集中講義ぶじ終了。学生たちは議論をつくし、頭を絞り、多くが土日も朝から晩まで白金に詰めて課題にとりくんだ。その成果は如実に発表の質にあらわれていた。すべての発表が終了すると、学生たちはバタバタと床にひっくりかえった。ほとんど寝ていなかったのである。かれらと一緒にこの授業ができて、よかった。成績評価の作業はまだ残るが、これでひとまず前期授業がらみの仕事は終わりだ。

夕刻から品川で学生主催の打上げ。一次会のあと外へ出ると、道はびしょ濡れ。烈しい雨があがったばかりのような匂いがした。二次会までつきあい、そのあと品川駅構内の長い通路を、集中講義の長い道中を共にした芸術メディア系列の同僚、岡本章さん・望月京さんの二人と改札まで歩いた。

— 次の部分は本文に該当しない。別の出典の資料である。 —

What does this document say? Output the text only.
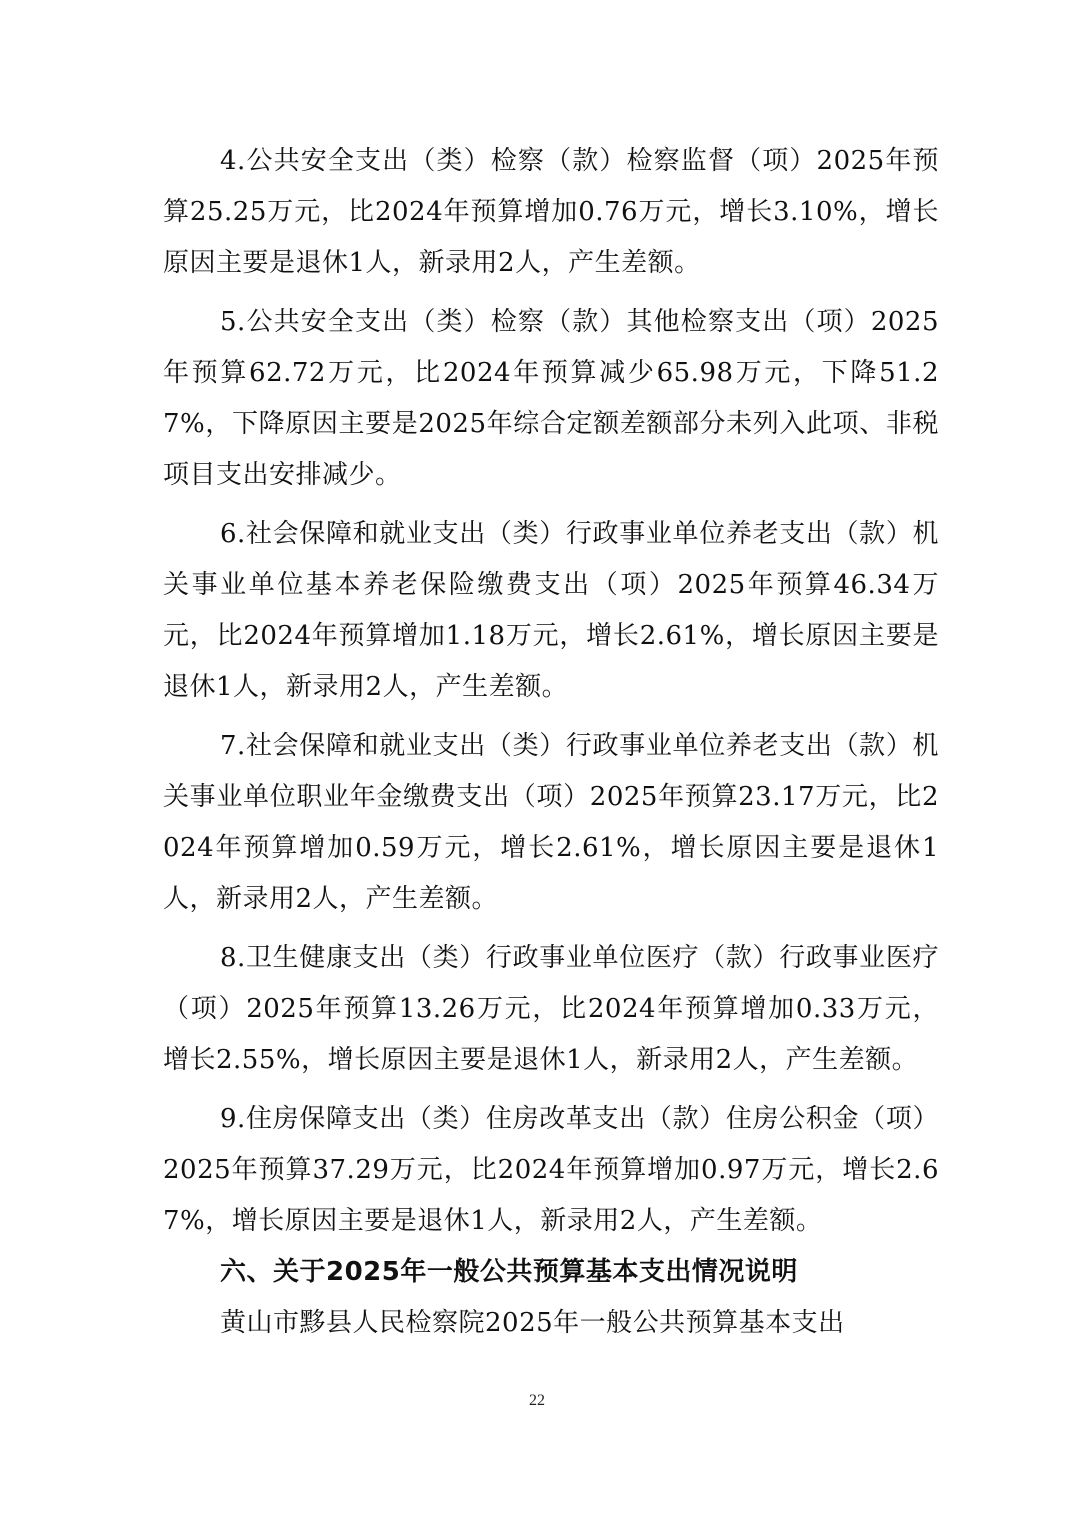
4.公共安全支出（类）检察（款）检察监督（项）2025年预算25.25万元，比2024年预算增加0.76万元，增长3.10%，增长原因主要是退休1人，新录用2人，产生差额。

5.公共安全支出（类）检察（款）其他检察支出（项）2025年预算62.72万元，比2024年预算减少65.98万元，下降51.27%，下降原因主要是2025年综合定额差额部分未列入此项、非税项目支出安排减少。

6.社会保障和就业支出（类）行政事业单位养老支出（款）机关事业单位基本养老保险缴费支出（项）2025年预算46.34万元，比2024年预算增加1.18万元，增长2.61%，增长原因主要是退休1人，新录用2人，产生差额。

7.社会保障和就业支出（类）行政事业单位养老支出（款）机关事业单位职业年金缴费支出（项）2025年预算23.17万元，比2024年预算增加0.59万元，增长2.61%，增长原因主要是退休1人，新录用2人，产生差额。

8.卫生健康支出（类）行政事业单位医疗（款）行政事业医疗（项）2025年预算13.26万元，比2024年预算增加0.33万元，增长2.55%，增长原因主要是退休1人，新录用2人，产生差额。

9.住房保障支出（类）住房改革支出（款）住房公积金（项）2025年预算37.29万元，比2024年预算增加0.97万元，增长2.67%，增长原因主要是退休1人，新录用2人，产生差额。

六、关于2025年一般公共预算基本支出情况说明

黄山市黟县人民检察院2025年一般公共预算基本支出

22
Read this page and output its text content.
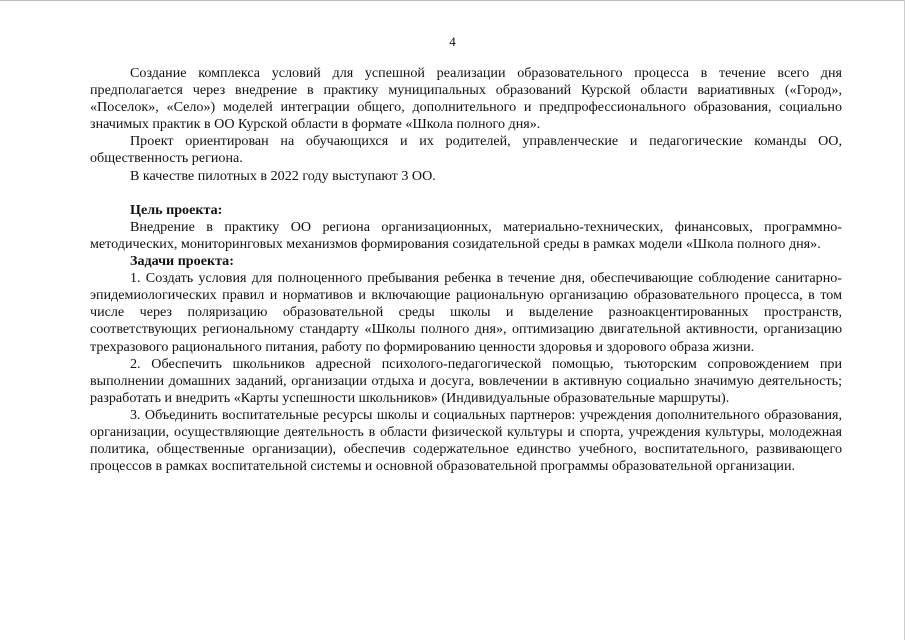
4

Создание комплекса условий для успешной реализации образовательного процесса в течение всего дня предполагается через внедрение в практику муниципальных образований Курской области вариативных («Город», «Поселок», «Село») моделей интеграции общего, дополнительного и предпрофессионального образования, социально значимых практик в ОО Курской области в формате «Школа полного дня».

Проект ориентирован на обучающихся и их родителей, управленческие и педагогические команды ОО, общественность региона.

В качестве пилотных в 2022 году выступают 3 ОО.

Цель проекта:

Внедрение в практику ОО региона организационных, материально-технических, финансовых, программно-методических, мониторинговых механизмов формирования созидательной среды в рамках модели «Школа полного дня».

Задачи проекта:

1. Создать условия для полноценного пребывания ребенка в течение дня, обеспечивающие соблюдение санитарно-эпидемиологических правил и нормативов и включающие рациональную организацию образовательного процесса, в том числе через поляризацию образовательной среды школы и выделение разноакцентированных пространств, соответствующих региональному стандарту «Школы полного дня», оптимизацию двигательной активности, организацию трехразового рационального питания, работу по формированию ценности здоровья и здорового образа жизни.

2. Обеспечить школьников адресной психолого-педагогической помощью, тьюторским сопровождением при выполнении домашних заданий, организации отдыха и досуга, вовлечении в активную социально значимую деятельность; разработать и внедрить «Карты успешности школьников» (Индивидуальные образовательные маршруты).

3. Объединить воспитательные ресурсы школы и социальных партнеров: учреждения дополнительного образования, организации, осуществляющие деятельность в области физической культуры и спорта, учреждения культуры, молодежная политика, общественные организации), обеспечив содержательное единство учебного, воспитательного, развивающего процессов в рамках воспитательной системы и основной образовательной программы образовательной организации.
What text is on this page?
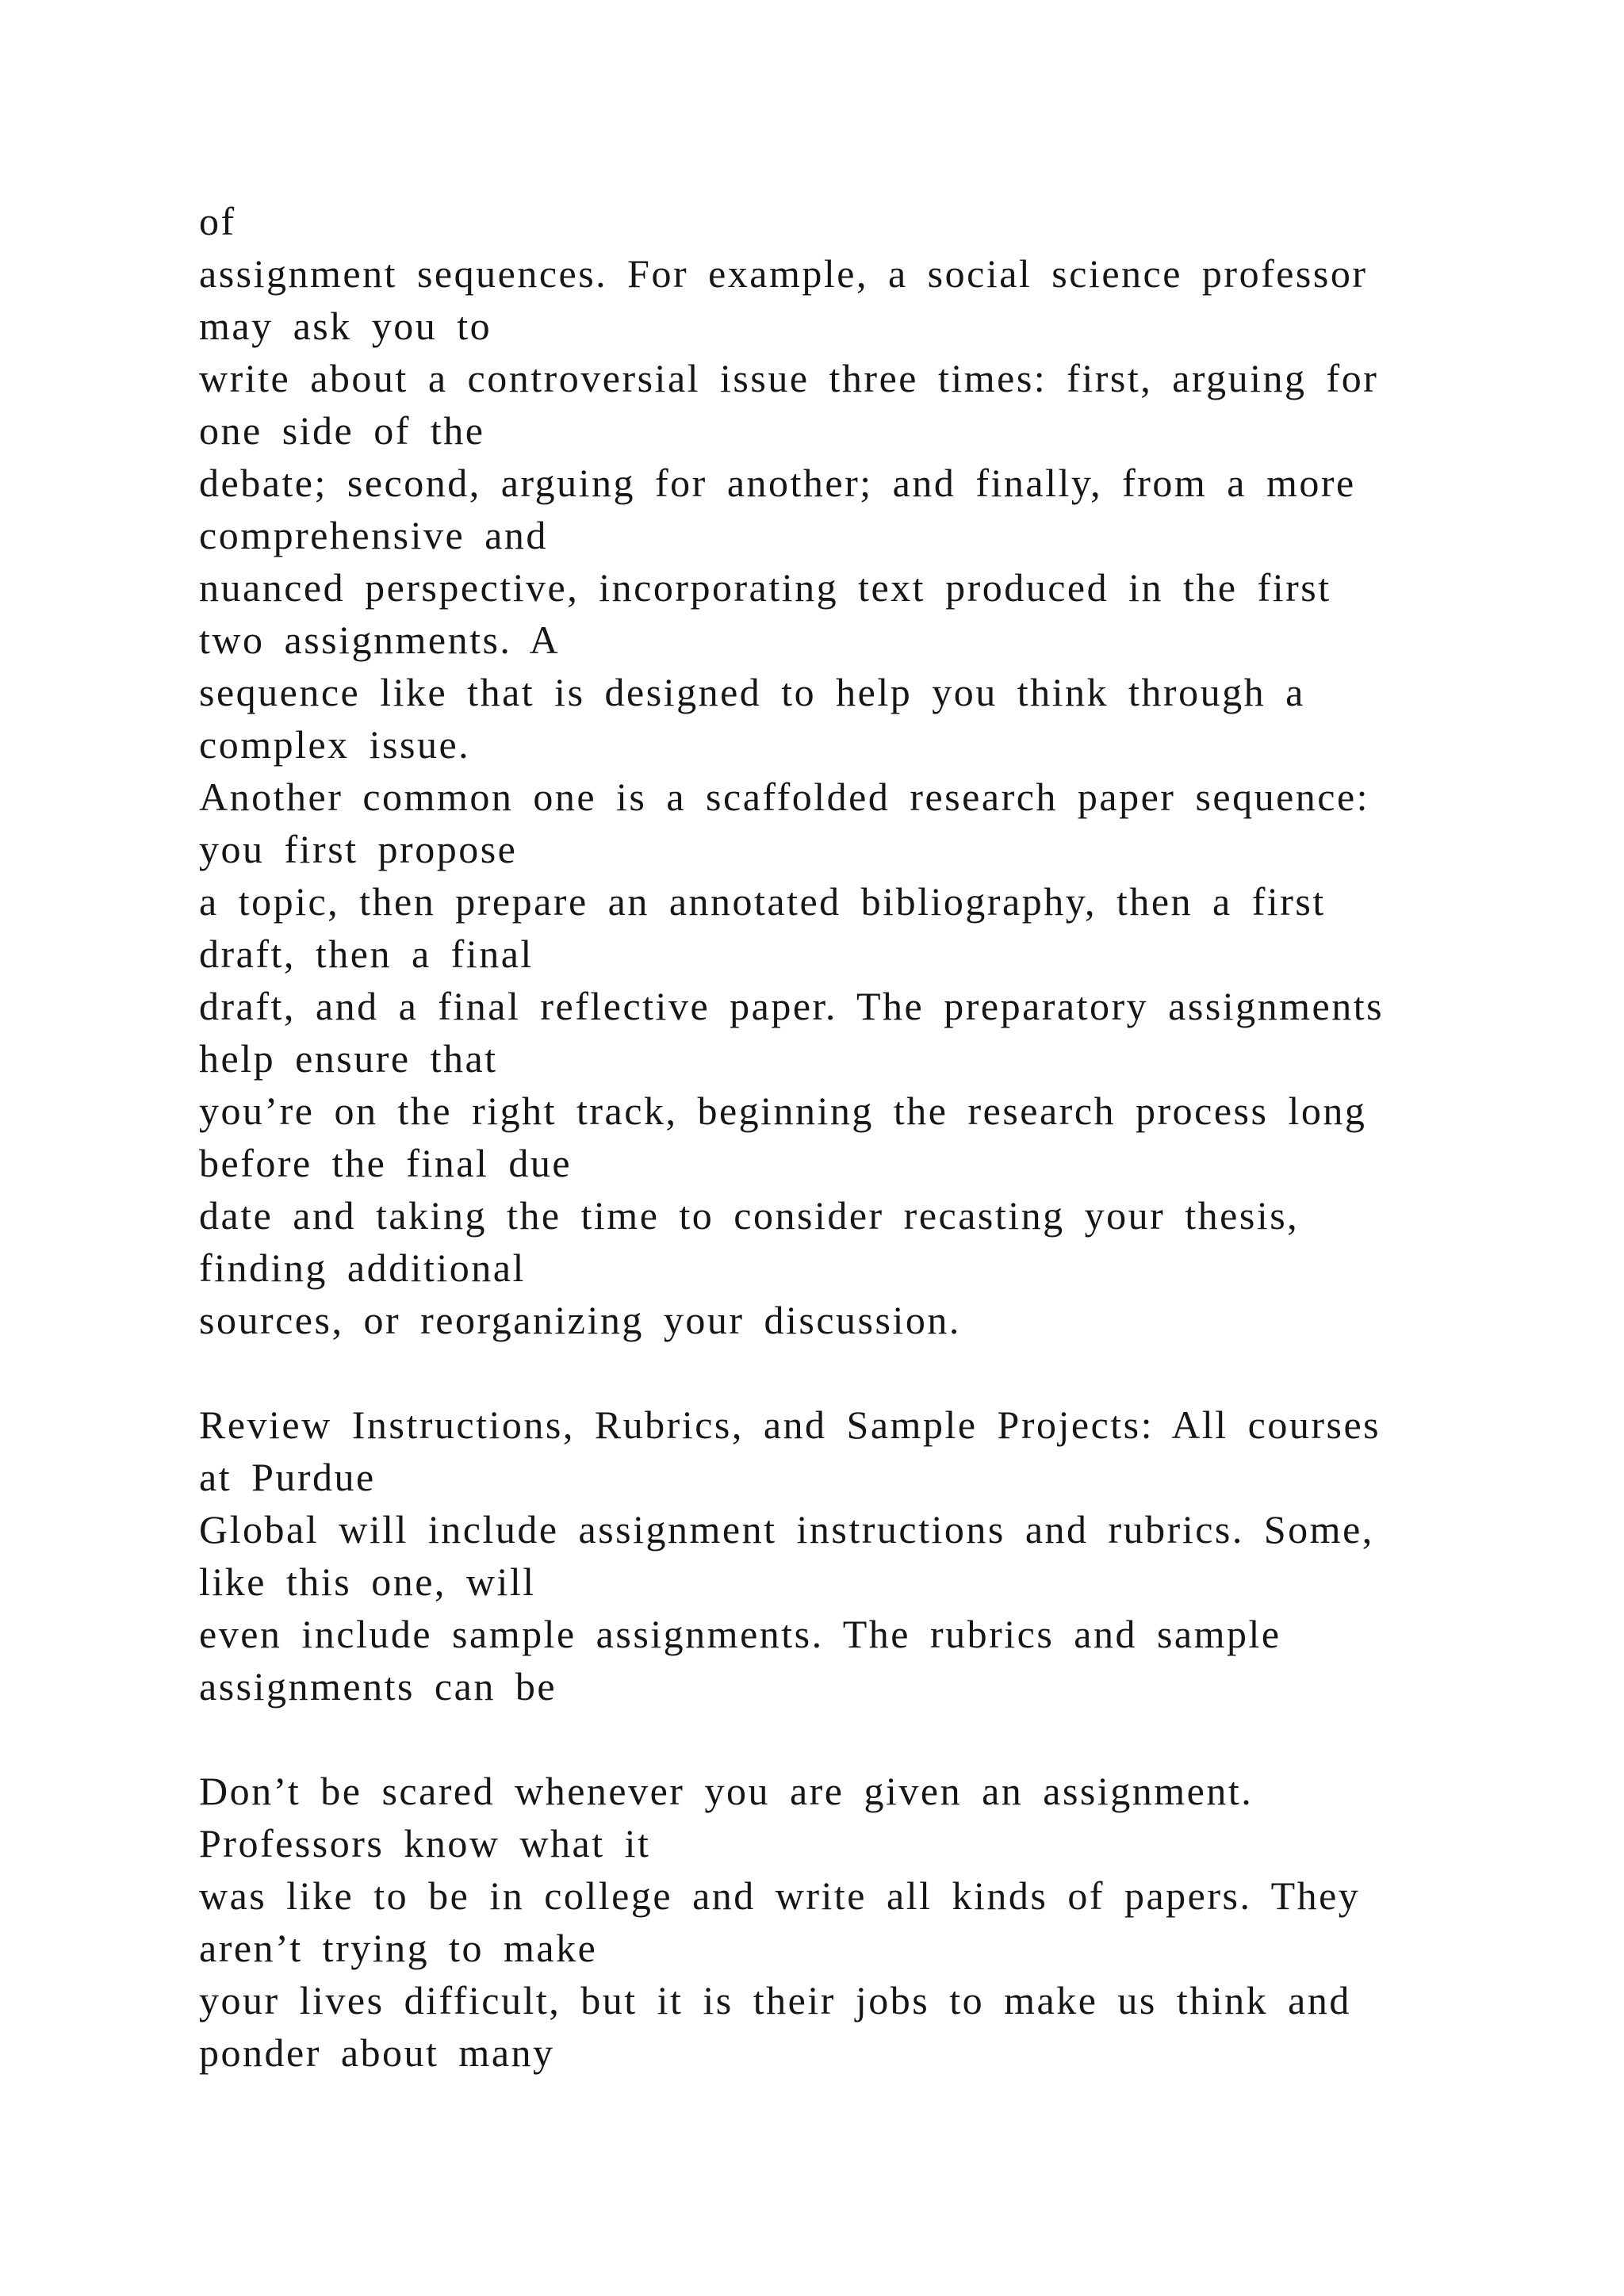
of
assignment sequences. For example, a social science professor
may ask you to
write about a controversial issue three times: first, arguing for
one side of the
debate; second, arguing for another; and finally, from a more
comprehensive and
nuanced perspective, incorporating text produced in the first
two assignments. A
sequence like that is designed to help you think through a
complex issue.
Another common one is a scaffolded research paper sequence:
you first propose
a topic, then prepare an annotated bibliography, then a first
draft, then a final
draft, and a final reflective paper. The preparatory assignments
help ensure that
you’re on the right track, beginning the research process long
before the final due
date and taking the time to consider recasting your thesis,
finding additional
sources, or reorganizing your discussion.
Review Instructions, Rubrics, and Sample Projects: All courses
at Purdue
Global will include assignment instructions and rubrics. Some,
like this one, will
even include sample assignments. The rubrics and sample
assignments can be
Don’t be scared whenever you are given an assignment.
Professors know what it
was like to be in college and write all kinds of papers. They
aren’t trying to make
your lives difficult, but it is their jobs to make us think and
ponder about many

岡本先生は主宰される劇団・練肉工房の次回公演が9月に迫り明日からまた稽古に、望月さんはパリの本拠へ帰って本業の作曲家モードにそれぞれ戻ります、そういって笑ってわかれた。

市川駅からタクシーに乗る。運転手さんの話では、こちらは午後6時半ごろ、とんでもない土砂降りとなった。稲光が同時に10本も光ったのだそうだ。お客さんはどうでした? と気のよさそうな初老の運転手さんが訊く。こちらはさいわい雷雨の時間帯には外にいなかった。ちょうど飲み会で店にいた時間と重なったのだ。降車するとき、運転手さんはいった。「お客さんはラッキーだったんですね」。